SEJARAH PENDIRIAN YAYASAN PENDAMPING PEKERJA MIGRAN INDONESIA (YPPM)
Kantor Pusat: Kediri, Jawa Timur
Yayasan Pendamping Pekerja Migran Indonesia (YPPM) didirikan di Kediri, Jawa Timur, atas dasar kepedulian terhadap kondisi Pekerja Migran Indonesia (PMI) dan calon PMI yang masih menghadapi berbagai tantangan, seperti praktik perekrutan ilegal, percaloan, tindak pidana perdagangan orang (TPPO), kurangnya pemahaman mengenai prosedur penempatan yang benar, serta keterbatasan akses terhadap informasi, pendampingan, dan perlindungan.

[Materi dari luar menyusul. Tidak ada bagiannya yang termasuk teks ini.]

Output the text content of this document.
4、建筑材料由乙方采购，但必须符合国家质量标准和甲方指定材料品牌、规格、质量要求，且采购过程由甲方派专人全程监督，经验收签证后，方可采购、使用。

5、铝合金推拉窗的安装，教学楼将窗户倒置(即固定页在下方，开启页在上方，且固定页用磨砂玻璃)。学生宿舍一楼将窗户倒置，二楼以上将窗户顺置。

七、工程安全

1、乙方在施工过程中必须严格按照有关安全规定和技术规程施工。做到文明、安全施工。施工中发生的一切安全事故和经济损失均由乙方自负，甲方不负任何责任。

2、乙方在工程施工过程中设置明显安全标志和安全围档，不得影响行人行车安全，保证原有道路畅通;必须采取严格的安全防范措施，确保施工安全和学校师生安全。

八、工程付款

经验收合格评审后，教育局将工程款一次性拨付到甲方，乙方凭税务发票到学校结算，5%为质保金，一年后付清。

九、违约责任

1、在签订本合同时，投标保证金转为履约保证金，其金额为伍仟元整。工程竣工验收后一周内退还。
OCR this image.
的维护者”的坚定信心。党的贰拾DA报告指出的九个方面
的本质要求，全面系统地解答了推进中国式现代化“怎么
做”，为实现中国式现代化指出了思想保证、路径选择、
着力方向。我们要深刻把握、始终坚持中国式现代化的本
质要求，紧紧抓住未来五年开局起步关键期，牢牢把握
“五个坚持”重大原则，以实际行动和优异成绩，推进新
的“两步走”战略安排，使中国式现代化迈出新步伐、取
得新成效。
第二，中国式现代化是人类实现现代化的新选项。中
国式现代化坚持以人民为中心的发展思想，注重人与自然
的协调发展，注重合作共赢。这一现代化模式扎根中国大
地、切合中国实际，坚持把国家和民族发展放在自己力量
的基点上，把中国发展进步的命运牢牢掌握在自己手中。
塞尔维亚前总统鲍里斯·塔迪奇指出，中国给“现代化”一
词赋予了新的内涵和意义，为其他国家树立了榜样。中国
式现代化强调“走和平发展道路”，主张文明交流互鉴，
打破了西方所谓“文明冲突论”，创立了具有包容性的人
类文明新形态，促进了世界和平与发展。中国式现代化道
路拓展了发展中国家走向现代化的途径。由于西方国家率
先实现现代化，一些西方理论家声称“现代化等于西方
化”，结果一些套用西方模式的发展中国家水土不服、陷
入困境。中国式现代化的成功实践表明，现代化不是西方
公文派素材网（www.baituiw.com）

Kediri dipilih sebagai kantor pusat karena berada di wilayah Jawa Timur, salah satu provinsi dengan jumlah Pekerja Migran Indonesia yang tinggi. Kondisi tersebut menjadikan kebutuhan akan edukasi, pendampingan, dan perlindungan bagi calon PMI, PMI, PMI purna, serta keluarganya semakin penting.
Berangkat dari semangat kemanusiaan, para pendiri YPPM bersepakat membentuk sebuah yayasan yang berfokus pada pelayanan sosial, edukasi, advokasi, dan pemberdayaan. Kehadiran YPPM diharapkan dapat menjadi mitra masyarakat dan pemerintah dalam menciptakan tata kelola migrasi yang aman, legal, dan bermartabat.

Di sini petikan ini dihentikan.